Wenn Terroristen aussagen Der Ständerat will eine Kronzeugenregelung

Terroristen, die im Gerichtssaal aussagen, sollen mildere Strafen erhalten. Der Ständerat nahm die Motion von Claude Janiak an.

Totale auf einen Grichtssaal mit dem Strafgesetzbuch im Vordergrund. Bild in Lightbox öffnen.
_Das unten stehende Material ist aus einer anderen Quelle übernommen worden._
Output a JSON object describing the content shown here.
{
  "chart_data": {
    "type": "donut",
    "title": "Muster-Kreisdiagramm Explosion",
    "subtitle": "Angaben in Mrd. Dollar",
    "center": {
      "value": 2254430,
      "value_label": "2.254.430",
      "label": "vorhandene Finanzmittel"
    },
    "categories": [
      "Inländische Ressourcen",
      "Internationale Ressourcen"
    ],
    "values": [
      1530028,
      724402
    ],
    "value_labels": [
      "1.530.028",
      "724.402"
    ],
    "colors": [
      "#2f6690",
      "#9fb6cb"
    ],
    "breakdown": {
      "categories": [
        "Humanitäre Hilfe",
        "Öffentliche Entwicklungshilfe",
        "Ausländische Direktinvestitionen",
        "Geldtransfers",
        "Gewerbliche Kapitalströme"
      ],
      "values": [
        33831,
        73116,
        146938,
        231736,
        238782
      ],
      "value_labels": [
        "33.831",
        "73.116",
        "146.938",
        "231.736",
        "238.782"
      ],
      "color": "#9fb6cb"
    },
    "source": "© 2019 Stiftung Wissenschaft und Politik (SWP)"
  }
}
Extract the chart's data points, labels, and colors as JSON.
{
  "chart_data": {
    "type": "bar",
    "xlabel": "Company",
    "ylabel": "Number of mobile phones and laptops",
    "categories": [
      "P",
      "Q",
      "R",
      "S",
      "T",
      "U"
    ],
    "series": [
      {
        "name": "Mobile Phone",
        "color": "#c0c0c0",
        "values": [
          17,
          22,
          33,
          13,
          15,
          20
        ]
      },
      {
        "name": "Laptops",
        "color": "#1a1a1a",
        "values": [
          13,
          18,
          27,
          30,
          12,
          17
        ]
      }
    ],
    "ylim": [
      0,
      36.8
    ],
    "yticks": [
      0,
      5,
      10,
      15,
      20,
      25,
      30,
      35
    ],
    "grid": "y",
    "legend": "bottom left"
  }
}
Bildlegende: Wer im Gerichtssaal als Kronzeuge auftritt, soll weniger hart bestraft werden. So will es der Ständerat. Keystone / Archiv

Das Wichtigste in Kürze

  • Mitglieder terroristischer Organisationen sollen eine mildere Strafe erhalten, wenn sie den Behörden wertvolle Informationen liefern.
  • Der Ständerat nimmt eine entsprechende Motion von Claude Janiak (SP/BL) mit 23 zu 11 Stimmen bei 4 Enthaltungen an.
  • Nun geht das Geschäft in den Nationalrat.

Die Ausgangslage: Der Bundesrat hatte sich bereit gezeigt, eine entsprechende Regelung zu erlassen. Nicht in Frage kommt für ihn Straffreiheit für Kronzeugen. Weil er davon ausging, dass der Vorstoss auch das verlangt, beantragte er dem Rat, diesen abzulehnen. Nach der Zustimmung im Ständerat will er nun dem Nationalrat beantragen, den Text des Vorstosses abzuändern.

Argumente der Gegner der Motion: Justizministerin Simonetta Sommaruga wies darauf hin, dass es schon nach geltendem Recht möglich sei, Mitgliedern krimineller Organisationen für ihre Kooperation Strafmilderung zu gewähren. Diese Regelung gelte allerdings nicht für Mitglieder von Gruppierungen wie dem Islamischen Staat oder Al Kaida. Der Bundesrat wäre bereit, die Möglichkeit der Strafmilderung auszudehnen.

Gegen den Vorstoss stellte sich Daniel Jositsch (SP/ZH). «Kronzeuge» töne toll, stellte er fest. «Wer kennt das nicht aus Mafia-Filmen.» Damit würde aber eine rote Linie überschritten. Die Kronzeugenregelung sei fehleranfällig, da sie für Täter einen Anreiz darstelle, sich möglichst interessant zu machen, um einen Deal zu erreichen.

Ausserdem sei es rechtsstaatlich problematisch, einen Täter bevorzugt zu behandeln, weil er kooperiere. Damit werde das Prinzip der Rechtsgleichheit verletzt.

«  Es sind dann die Grossen, die sich freikaufen können, und die Kleinen werden bestraft. »

Daniel Jositsch
Ständerat SP

Die Grösse des Rechtsstaates aber sei es, auch Kriminellen und Terroristen mit Rechtsstaatlichkeit zu begegnen.

Mit dem Grundgedanken der Rechtsgleichheit argumentierte auch der Bundesrat. Dies würde dem Schuldstrafrecht zuwiderlaufen. In der Bevölkerung dürfte es kaum verstanden werden, wenn Täter durch kooperatives Verhalten straffrei ausgehen, die schwerste Straftaten begangen hätten.

Argumente der Befürworter der Motion: Janiak argumentierte, die aktuelle Bedrohung durch kriminelle und terroristische Organisationen stelle eine grosse Herausforderung dar. Die Strafverfolgung stosse bei der Bekämpfung mafiöser und terroristischer Strukturen an die Grenzen. Die Bundesanwaltschaft habe bei Mafia-Verfahren in der Vergangenheit «alt ausgesehen».

«  Die Kronzeugeregelung ist höchst wirksam, das zeigen Beispiele aus Italien und den USA. »

Claude Janiak
Ständerat SP

Die Argumentation des Bundesrates könne er nicht nachvollziehen, der Text der Motion sei offen formuliert.

So geht es weiter: Über den Vorstoss entscheidet nun der Nationalrat.